Samosas 3


Be careful what you declare in a blog, it could come back at you faster than you think.

Miss Pink and I were at the Woodbridge Tavern in Guildford on Sunday night for a Battle of The Bands Comp. We were there to support Avatar who magnificently took out second place – the outright winners were The Vans.

Just after we arrived, we did a shuffle around a table looking for a place to sit. The table had family, girlfriends, band-member’s mates, uni mates and assorted crew seated around it. As we sat in this liminal social space, Miss Pink was offered a samosa or possibly samosi. She declined on our behalf and mentioned that I had blogged on this subject (Christmas samosas). She kinda shouted this over the top of one of the bands, and I hoped this news was being whipped away in a sonic vortex of chords and beats.
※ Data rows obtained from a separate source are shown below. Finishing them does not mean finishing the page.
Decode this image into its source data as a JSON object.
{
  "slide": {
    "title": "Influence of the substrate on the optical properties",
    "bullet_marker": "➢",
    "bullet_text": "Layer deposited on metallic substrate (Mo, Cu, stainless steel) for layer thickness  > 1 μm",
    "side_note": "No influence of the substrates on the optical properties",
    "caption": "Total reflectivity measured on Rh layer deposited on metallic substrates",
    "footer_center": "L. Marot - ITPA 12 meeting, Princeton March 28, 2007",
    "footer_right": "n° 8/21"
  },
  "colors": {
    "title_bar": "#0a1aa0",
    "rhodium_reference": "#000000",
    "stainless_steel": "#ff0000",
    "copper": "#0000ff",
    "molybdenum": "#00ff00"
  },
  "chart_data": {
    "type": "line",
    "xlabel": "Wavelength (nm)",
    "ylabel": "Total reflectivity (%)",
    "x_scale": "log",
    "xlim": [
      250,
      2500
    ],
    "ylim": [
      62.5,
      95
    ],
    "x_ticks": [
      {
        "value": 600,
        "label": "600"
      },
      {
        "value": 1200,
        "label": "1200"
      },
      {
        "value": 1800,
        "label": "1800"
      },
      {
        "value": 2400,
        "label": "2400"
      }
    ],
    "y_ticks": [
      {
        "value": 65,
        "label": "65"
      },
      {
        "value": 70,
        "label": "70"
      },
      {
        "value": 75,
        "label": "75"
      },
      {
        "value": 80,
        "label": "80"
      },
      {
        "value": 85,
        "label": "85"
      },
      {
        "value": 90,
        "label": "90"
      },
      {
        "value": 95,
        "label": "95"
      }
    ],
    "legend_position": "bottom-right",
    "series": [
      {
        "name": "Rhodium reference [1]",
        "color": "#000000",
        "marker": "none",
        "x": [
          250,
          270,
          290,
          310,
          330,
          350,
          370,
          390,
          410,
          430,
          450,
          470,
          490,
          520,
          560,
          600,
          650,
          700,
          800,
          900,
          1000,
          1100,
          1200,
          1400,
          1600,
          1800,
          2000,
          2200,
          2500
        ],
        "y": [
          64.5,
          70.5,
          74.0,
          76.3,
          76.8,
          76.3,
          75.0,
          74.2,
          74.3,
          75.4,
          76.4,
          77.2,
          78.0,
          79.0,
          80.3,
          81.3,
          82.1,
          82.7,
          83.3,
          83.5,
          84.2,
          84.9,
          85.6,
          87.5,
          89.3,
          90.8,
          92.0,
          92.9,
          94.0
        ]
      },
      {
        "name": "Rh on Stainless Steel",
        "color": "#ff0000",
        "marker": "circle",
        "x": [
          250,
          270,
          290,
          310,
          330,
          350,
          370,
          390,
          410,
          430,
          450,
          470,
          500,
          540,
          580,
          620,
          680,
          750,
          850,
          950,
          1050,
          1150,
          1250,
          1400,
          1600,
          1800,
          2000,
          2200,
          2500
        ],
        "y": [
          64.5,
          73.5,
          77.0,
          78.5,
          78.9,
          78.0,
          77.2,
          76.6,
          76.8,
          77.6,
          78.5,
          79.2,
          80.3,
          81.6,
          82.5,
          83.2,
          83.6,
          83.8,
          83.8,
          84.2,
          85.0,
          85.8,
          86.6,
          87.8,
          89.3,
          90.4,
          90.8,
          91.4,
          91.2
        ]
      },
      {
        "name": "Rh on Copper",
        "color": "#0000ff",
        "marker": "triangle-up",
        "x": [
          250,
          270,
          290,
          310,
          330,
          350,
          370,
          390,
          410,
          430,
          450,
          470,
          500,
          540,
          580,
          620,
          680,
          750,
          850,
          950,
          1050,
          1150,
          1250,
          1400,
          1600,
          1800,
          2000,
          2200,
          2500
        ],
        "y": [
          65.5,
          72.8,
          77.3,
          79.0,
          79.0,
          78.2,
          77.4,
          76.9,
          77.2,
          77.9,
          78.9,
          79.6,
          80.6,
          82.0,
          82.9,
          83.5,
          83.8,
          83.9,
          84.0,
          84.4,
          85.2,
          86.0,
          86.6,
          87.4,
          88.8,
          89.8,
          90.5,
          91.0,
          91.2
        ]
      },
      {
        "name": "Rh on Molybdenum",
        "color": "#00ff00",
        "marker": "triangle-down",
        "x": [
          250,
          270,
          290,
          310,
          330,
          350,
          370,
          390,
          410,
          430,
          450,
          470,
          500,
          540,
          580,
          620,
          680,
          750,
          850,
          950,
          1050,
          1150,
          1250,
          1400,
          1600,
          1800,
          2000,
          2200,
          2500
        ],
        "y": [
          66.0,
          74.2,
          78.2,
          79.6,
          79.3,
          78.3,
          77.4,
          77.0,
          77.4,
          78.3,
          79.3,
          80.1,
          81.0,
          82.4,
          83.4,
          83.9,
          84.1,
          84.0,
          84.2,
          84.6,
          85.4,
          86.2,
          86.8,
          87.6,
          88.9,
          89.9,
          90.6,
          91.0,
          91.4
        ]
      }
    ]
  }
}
Why? Because people have the idea that bloggers are opinionated nerds (I know!). And I need a little less background noise to describe to people the literary-salon-like ambience that surrounds this very blog you are reading now.

But I digress. I had indeed said – nay, blogged on The Internet – that this Christmas season, I would consume no samosas or deep fried entree treats. I thought about this as I looked down at those horrific triangular parcels of greasy joy lying on their pretentious square plate. Suddenly I was glad to be blog-quoted, while indie music swirled about my person. Miss Pink was on the ball.

Wanna keep your New Year’s resolutions in 2008? Blog about it and tell your partner.